Document Type: Research Articles
Pharmacology Department, Medical Division, National Research Centre, 33 EL Bohouth St. (former EL Tahrir St.), P.O. 12622, Dokki, Giza, Egypt.
Department of Clinical Pharmacy and Pharmacy Practice,, Faculty of Pharmacy, Ahram Canadian University, Egypt.
Department of Pathology, Faculty of Medicine, Fayoum University, Egypt.
Department of Pathology, Faculty of Medicine, Cairo University, Egypt.
Background: Diethylnitrosamine (DENA), a well-known dietary carcinogen, related to cancer initiation of various
organs. The present study investigated the deleterious mechanisms involved in the early destructive changes of DENA
in different organs namely, liver, stomach and colon and the potential protective effect of GE against these mechanisms.
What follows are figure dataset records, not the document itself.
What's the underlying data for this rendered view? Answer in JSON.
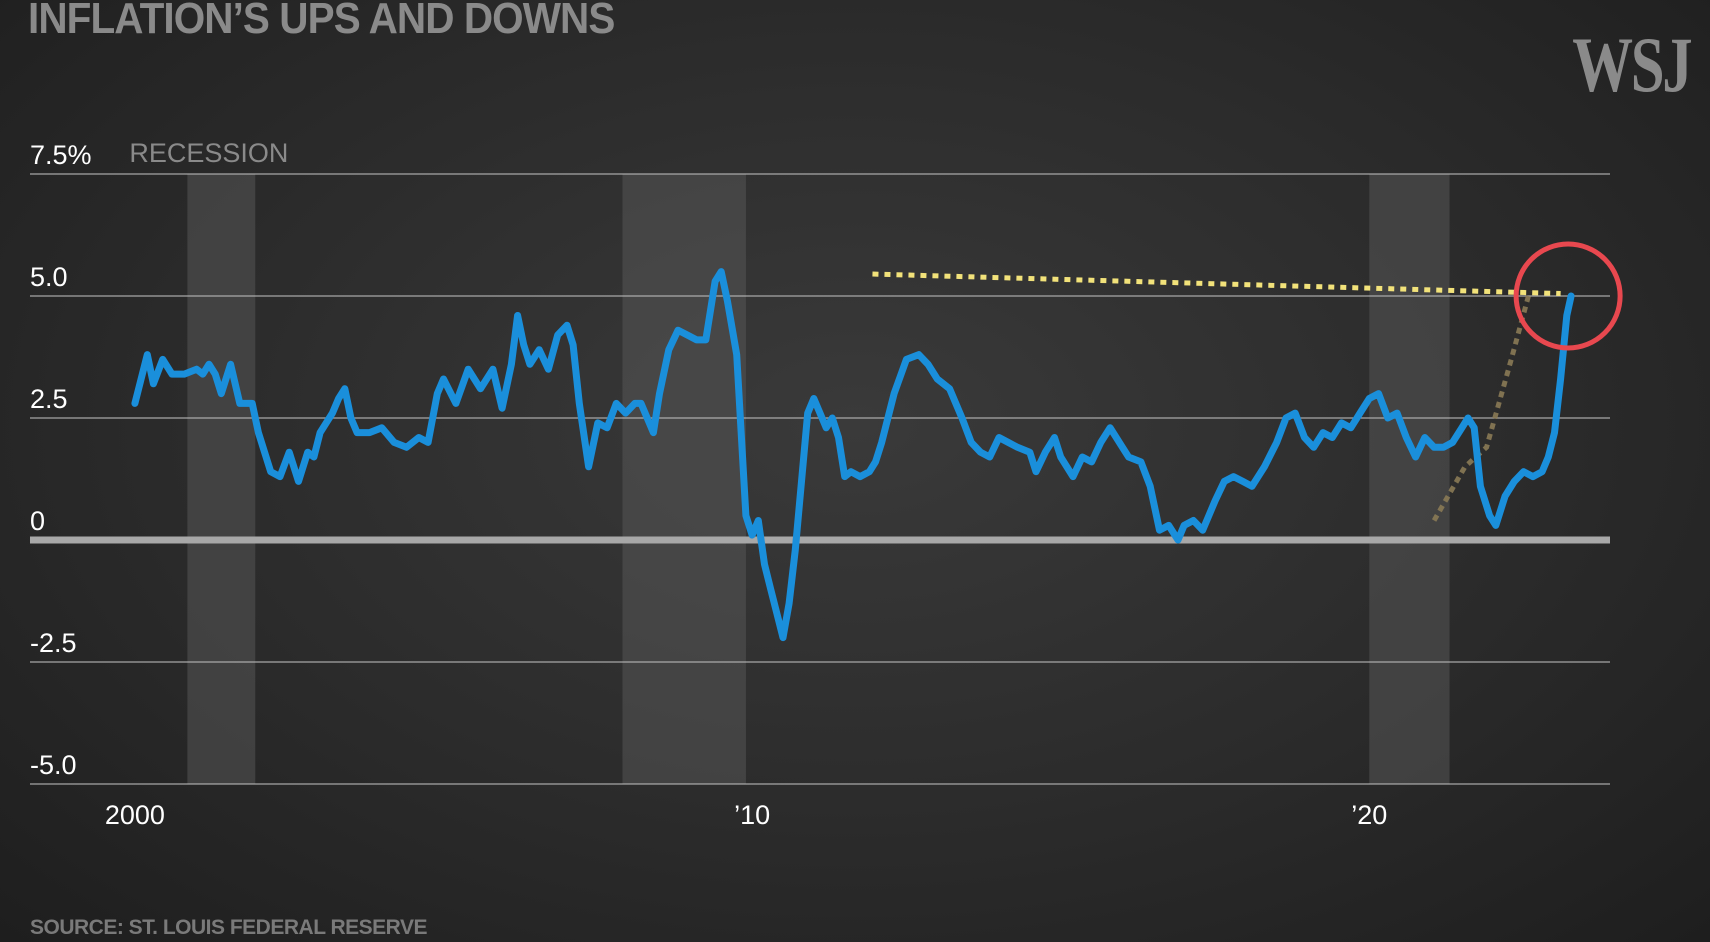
{
  "header": {
    "title": "INFLATION’S UPS AND DOWNS",
    "logo": "WSJ"
  },
  "footer": {
    "source": "SOURCE: ST. LOUIS FEDERAL RESERVE"
  },
  "colors": {
    "line": "#1a8fdb",
    "recession_band": "#555555",
    "gridline": "#bdbdbd",
    "zero_line": "#a8a8a8",
    "annotation_dotted": "#f2e27a",
    "annotation_circle": "#e8484f",
    "annotation_trend": "#8a7a55"
  },
  "chart_data": {
    "type": "line",
    "title": "INFLATION’S UPS AND DOWNS",
    "ylim": [
      -5,
      7.5
    ],
    "xlim": [
      1998.3,
      2023.9
    ],
    "yticks": [
      {
        "value": 7.5,
        "label": "7.5%"
      },
      {
        "value": 5,
        "label": "5.0"
      },
      {
        "value": 2.5,
        "label": "2.5"
      },
      {
        "value": 0,
        "label": "0"
      },
      {
        "value": -2.5,
        "label": "-2.5"
      },
      {
        "value": -5,
        "label": "-5.0"
      }
    ],
    "xticks": [
      {
        "value": 2000,
        "label": "2000"
      },
      {
        "value": 2010,
        "label": "’10"
      },
      {
        "value": 2020,
        "label": "’20"
      }
    ],
    "recession_label": "RECESSION",
    "recessions": [
      [
        2000.85,
        2001.95
      ],
      [
        2007.9,
        2009.9
      ],
      [
        2020.0,
        2021.3
      ]
    ],
    "grid": true,
    "legend": "none",
    "series": [
      {
        "values": [
          [
            2000.0,
            2.8
          ],
          [
            2000.2,
            3.8
          ],
          [
            2000.3,
            3.2
          ],
          [
            2000.45,
            3.7
          ],
          [
            2000.6,
            3.4
          ],
          [
            2000.8,
            3.4
          ],
          [
            2001.0,
            3.5
          ],
          [
            2001.1,
            3.4
          ],
          [
            2001.2,
            3.6
          ],
          [
            2001.3,
            3.4
          ],
          [
            2001.4,
            3.0
          ],
          [
            2001.55,
            3.6
          ],
          [
            2001.7,
            2.8
          ],
          [
            2001.9,
            2.8
          ],
          [
            2002.0,
            2.2
          ],
          [
            2002.2,
            1.4
          ],
          [
            2002.35,
            1.3
          ],
          [
            2002.5,
            1.8
          ],
          [
            2002.65,
            1.2
          ],
          [
            2002.8,
            1.8
          ],
          [
            2002.9,
            1.7
          ],
          [
            2003.0,
            2.2
          ],
          [
            2003.2,
            2.6
          ],
          [
            2003.3,
            2.9
          ],
          [
            2003.4,
            3.1
          ],
          [
            2003.5,
            2.5
          ],
          [
            2003.6,
            2.2
          ],
          [
            2003.8,
            2.2
          ],
          [
            2004.0,
            2.3
          ],
          [
            2004.2,
            2.0
          ],
          [
            2004.4,
            1.9
          ],
          [
            2004.6,
            2.1
          ],
          [
            2004.75,
            2.0
          ],
          [
            2004.9,
            3.0
          ],
          [
            2005.0,
            3.3
          ],
          [
            2005.2,
            2.8
          ],
          [
            2005.4,
            3.5
          ],
          [
            2005.6,
            3.1
          ],
          [
            2005.8,
            3.5
          ],
          [
            2005.95,
            2.7
          ],
          [
            2006.1,
            3.6
          ],
          [
            2006.2,
            4.6
          ],
          [
            2006.3,
            4.0
          ],
          [
            2006.4,
            3.6
          ],
          [
            2006.55,
            3.9
          ],
          [
            2006.7,
            3.5
          ],
          [
            2006.85,
            4.2
          ],
          [
            2007.0,
            4.4
          ],
          [
            2007.1,
            4.0
          ],
          [
            2007.2,
            2.8
          ],
          [
            2007.35,
            1.5
          ],
          [
            2007.5,
            2.4
          ],
          [
            2007.65,
            2.3
          ],
          [
            2007.8,
            2.8
          ],
          [
            2007.95,
            2.6
          ],
          [
            2008.1,
            2.8
          ],
          [
            2008.2,
            2.8
          ],
          [
            2008.4,
            2.2
          ],
          [
            2008.5,
            3.0
          ],
          [
            2008.65,
            3.9
          ],
          [
            2008.8,
            4.3
          ],
          [
            2008.95,
            4.2
          ],
          [
            2009.1,
            4.1
          ],
          [
            2009.25,
            4.1
          ],
          [
            2009.4,
            5.3
          ],
          [
            2009.5,
            5.5
          ],
          [
            2009.6,
            4.9
          ],
          [
            2009.75,
            3.8
          ],
          [
            2009.9,
            0.5
          ],
          [
            2010.0,
            0.1
          ],
          [
            2010.1,
            0.4
          ],
          [
            2010.2,
            -0.5
          ],
          [
            2010.3,
            -1.0
          ],
          [
            2010.4,
            -1.5
          ],
          [
            2010.5,
            -2.0
          ],
          [
            2010.6,
            -1.3
          ],
          [
            2010.7,
            -0.2
          ],
          [
            2010.8,
            1.2
          ],
          [
            2010.9,
            2.6
          ],
          [
            2011.0,
            2.9
          ],
          [
            2011.1,
            2.6
          ],
          [
            2011.2,
            2.3
          ],
          [
            2011.3,
            2.5
          ],
          [
            2011.4,
            2.1
          ],
          [
            2011.5,
            1.3
          ],
          [
            2011.6,
            1.4
          ],
          [
            2011.75,
            1.3
          ],
          [
            2011.9,
            1.4
          ],
          [
            2012.0,
            1.6
          ],
          [
            2012.1,
            2.0
          ],
          [
            2012.3,
            3.0
          ],
          [
            2012.5,
            3.7
          ],
          [
            2012.7,
            3.8
          ],
          [
            2012.85,
            3.6
          ],
          [
            2013.0,
            3.3
          ],
          [
            2013.2,
            3.1
          ],
          [
            2013.4,
            2.5
          ],
          [
            2013.55,
            2.0
          ],
          [
            2013.7,
            1.8
          ],
          [
            2013.85,
            1.7
          ],
          [
            2014.0,
            2.1
          ],
          [
            2014.15,
            2.0
          ],
          [
            2014.3,
            1.9
          ],
          [
            2014.5,
            1.8
          ],
          [
            2014.6,
            1.4
          ],
          [
            2014.75,
            1.8
          ],
          [
            2014.9,
            2.1
          ],
          [
            2015.0,
            1.7
          ],
          [
            2015.2,
            1.3
          ],
          [
            2015.35,
            1.7
          ],
          [
            2015.5,
            1.6
          ],
          [
            2015.65,
            2.0
          ],
          [
            2015.8,
            2.3
          ],
          [
            2016.0,
            1.9
          ],
          [
            2016.1,
            1.7
          ],
          [
            2016.3,
            1.6
          ],
          [
            2016.45,
            1.1
          ],
          [
            2016.6,
            0.2
          ],
          [
            2016.75,
            0.3
          ],
          [
            2016.9,
            0.0
          ],
          [
            2017.0,
            0.3
          ],
          [
            2017.15,
            0.4
          ],
          [
            2017.3,
            0.2
          ],
          [
            2017.5,
            0.8
          ],
          [
            2017.65,
            1.2
          ],
          [
            2017.8,
            1.3
          ],
          [
            2017.95,
            1.2
          ],
          [
            2018.1,
            1.1
          ],
          [
            2018.3,
            1.5
          ],
          [
            2018.5,
            2.0
          ],
          [
            2018.65,
            2.5
          ],
          [
            2018.8,
            2.6
          ],
          [
            2018.95,
            2.1
          ],
          [
            2019.1,
            1.9
          ],
          [
            2019.25,
            2.2
          ],
          [
            2019.4,
            2.1
          ],
          [
            2019.55,
            2.4
          ],
          [
            2019.7,
            2.3
          ],
          [
            2019.85,
            2.6
          ],
          [
            2020.0,
            2.9
          ],
          [
            2020.15,
            3.0
          ],
          [
            2020.3,
            2.5
          ],
          [
            2020.45,
            2.6
          ],
          [
            2020.6,
            2.1
          ],
          [
            2020.75,
            1.7
          ],
          [
            2020.9,
            2.1
          ],
          [
            2021.05,
            1.9
          ],
          [
            2021.2,
            1.9
          ],
          [
            2021.35,
            2.0
          ],
          [
            2021.5,
            2.3
          ],
          [
            2021.6,
            2.5
          ],
          [
            2021.7,
            2.3
          ],
          [
            2021.8,
            1.1
          ],
          [
            2021.95,
            0.5
          ],
          [
            2022.05,
            0.3
          ],
          [
            2022.2,
            0.9
          ],
          [
            2022.35,
            1.2
          ],
          [
            2022.5,
            1.4
          ],
          [
            2022.65,
            1.3
          ],
          [
            2022.8,
            1.4
          ],
          [
            2022.9,
            1.7
          ],
          [
            2023.0,
            2.2
          ],
          [
            2023.1,
            3.3
          ],
          [
            2023.2,
            4.6
          ],
          [
            2023.27,
            5.0
          ]
        ]
      }
    ]
  }
}
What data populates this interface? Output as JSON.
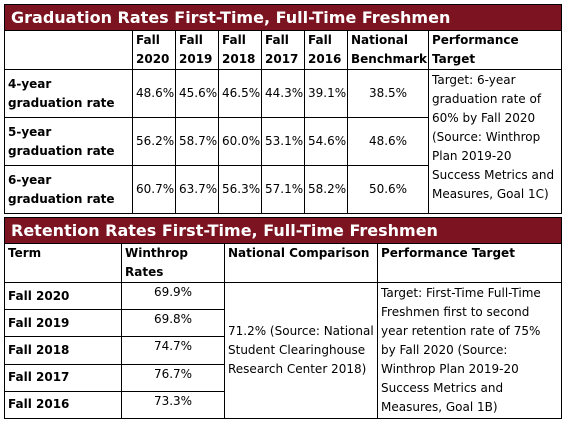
{
  "graduation": {
    "title": "Graduation Rates First-Time, Full-Time Freshmen",
    "headers": [
      "Fall 2020",
      "Fall 2019",
      "Fall 2018",
      "Fall 2017",
      "Fall 2016",
      "National Benchmark",
      "Performance Target"
    ],
    "rows": [
      {
        "label": "4-year graduation rate",
        "values": [
          "48.6%",
          "45.6%",
          "46.5%",
          "44.3%",
          "39.1%",
          "38.5%"
        ]
      },
      {
        "label": "5-year graduation rate",
        "values": [
          "56.2%",
          "58.7%",
          "60.0%",
          "53.1%",
          "54.6%",
          "48.6%"
        ]
      },
      {
        "label": "6-year graduation rate",
        "values": [
          "60.7%",
          "63.7%",
          "56.3%",
          "57.1%",
          "58.2%",
          "50.6%"
        ]
      }
    ],
    "target": "Target: 6-year graduation rate of 60% by Fall 2020 (Source: Winthrop Plan 2019-20 Success Metrics and Measures, Goal 1C)"
  },
  "retention": {
    "title": "Retention Rates First-Time, Full-Time Freshmen",
    "headers": [
      "Term",
      "Winthrop Rates",
      "National Comparison",
      "Performance Target"
    ],
    "rows": [
      {
        "term": "Fall 2020",
        "rate": "69.9%"
      },
      {
        "term": "Fall 2019",
        "rate": "69.8%"
      },
      {
        "term": "Fall 2018",
        "rate": "74.7%"
      },
      {
        "term": "Fall 2017",
        "rate": "76.7%"
      },
      {
        "term": "Fall 2016",
        "rate": "73.3%"
      }
    ],
    "national": "71.2% (Source: National Student Clearinghouse Research Center 2018)",
    "target": "Target: First-Time Full-Time Freshmen first to second year retention rate of 75% by Fall 2020 (Source: Winthrop Plan 2019-20 Success Metrics and Measures, Goal 1B)"
  }
}
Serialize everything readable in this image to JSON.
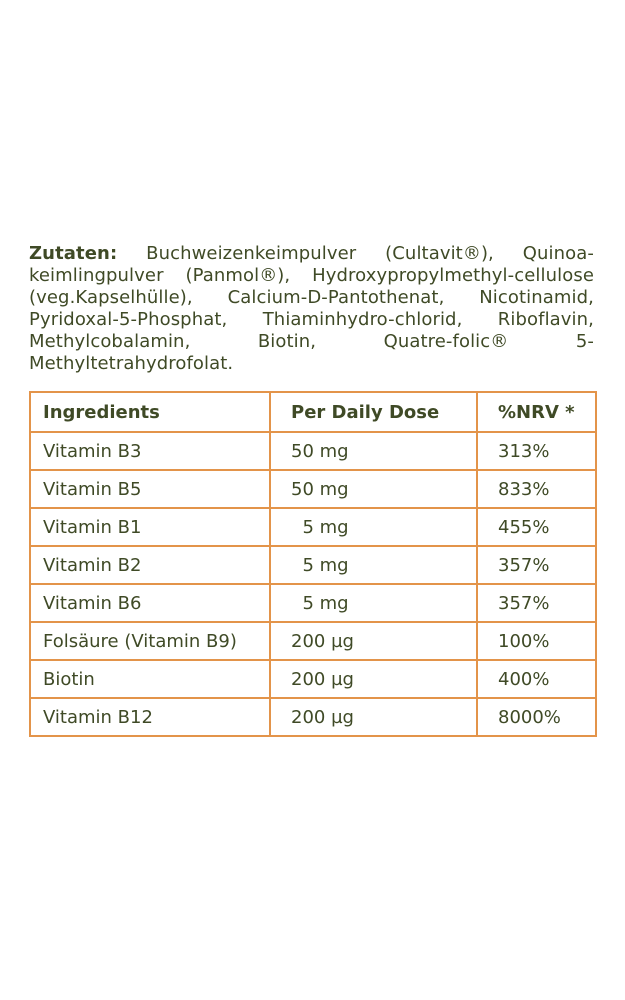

Methods: Adult male albino rats were assigned into four groups. A normal control group received the vehicle, another
group was injected with a single necrogenic dose of DENA (200 mg/kg, i.p) on day 21. Two groups received oral GE
(108 or 216 mg/kg) daily for 28 days. Sera, liver, stomach and colon were obtained 7 days after DENA injection. Serum
aspartate transaminase and alanine transaminase were detected as well as reduced glutathione (GSH), malondialdehyde,
nitric oxide metabolites, interleukin 1β, tumor necrosis factor (TNF-α), alpha-fetoprotein (AFP) and nuclear factorerythroid
2-related factor2 (Nrf2) in liver, stomach and colon. Histopathological studies and immunohistochemical
examination of cyclooxygenase-2 (COX2) were conducted. Results: DENA induced elevation in liver function enzymes
with significant increase in oxidation and inflammation biomarkers and AFP while decreased levels of Nrf2 in liver,
stomach and colon were detected. Histologically, DENA showed degenerative changes in hepatocytes and inflammatory
foci. Inflammatory foci displayed increased expression of COX2 in immunohistochemical staining. GE-pretreatment
improved liver function and restored normal GSH with significant mitigation of oxidative stress and inflammatory
biomarkers compared to DENA-treated group. AFP was reduced by GE in both doses, while Nrf2 increased significantly.
Histology and immunostaining of hepatic COX-2 were remarkably improved in GE-treated groups in a dose dependent
manner. Conclusion: GE exerted a potential anti-proliferative activity against DENA in liver, stomach and colon via
Nrf2 activation, whilst suppression of oxidation and inflammation.